Muckle Flugga Lighthouse is the northernmost lighthouse in the United Kingdom and is located on a protrusion of rocks in the Atlantic Ocean, on the northern tip of Unst. The lighthouse was built by David and Thomas Stevenson (of the Northern Lighthouse Board) and completed on the 1st of January 1858, though a temporary light had been in operation since October 1854.
The need for a lighthouse to protect shipping was evident as far back as 1851, though it was another 3 years before building work commenced. The temporary structure established in 1854 was only built to resist the wind and rain (as it was situated 200ft above sea level and was 50ft in height) though it was soon discovered that the sea would still pose a problem to the structure. At the time, it was reported that during the winter months, the waves regularly crashed into the tower forcing the re-design of the permanent structure to ensure the light was sufficiently elevated from the sea.
Work began on building the permanent structure at Muckle Flugga in June 1855, though there was some debate that the lighthouse should, instead, be situated at Lamba Ness. Built and engineered by David and Thomas Stevenson (who also built other Shetland lighthouses including Old Skerries and Bressay), the walls of the tower are 3½ft thick, 64ft high and the foundations are seated 10ft into the rock.

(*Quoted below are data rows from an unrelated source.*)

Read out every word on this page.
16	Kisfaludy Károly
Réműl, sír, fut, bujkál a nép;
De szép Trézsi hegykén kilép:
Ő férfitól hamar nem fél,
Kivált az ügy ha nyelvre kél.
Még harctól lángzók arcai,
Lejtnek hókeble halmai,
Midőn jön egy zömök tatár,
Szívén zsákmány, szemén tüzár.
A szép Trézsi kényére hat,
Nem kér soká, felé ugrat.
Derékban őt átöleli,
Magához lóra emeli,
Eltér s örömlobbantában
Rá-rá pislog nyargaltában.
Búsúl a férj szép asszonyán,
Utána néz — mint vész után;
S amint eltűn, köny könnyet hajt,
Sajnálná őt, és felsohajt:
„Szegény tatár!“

The lighthouse was originally a fixed light, however this changed to group-flashing (every 20 seconds) in 1927/1928. Newer living quarters were added in 1968/1969 to replace the original, basic accommodation and allowed for up to 3 lightkeepers to be stationed at one time. The lightkeepers worked in ‘1 month on – 1 month off’ shift patterns with provisions being shipped out on a basis determined by the weather conditions. The later introduction of a helicopter service greatly eased the safe transfer of both lightkeepers and supplies.
Originally named North Unst, the lighthouse was renamed Muckle Flugga in 1964 and the light was automated in 1995.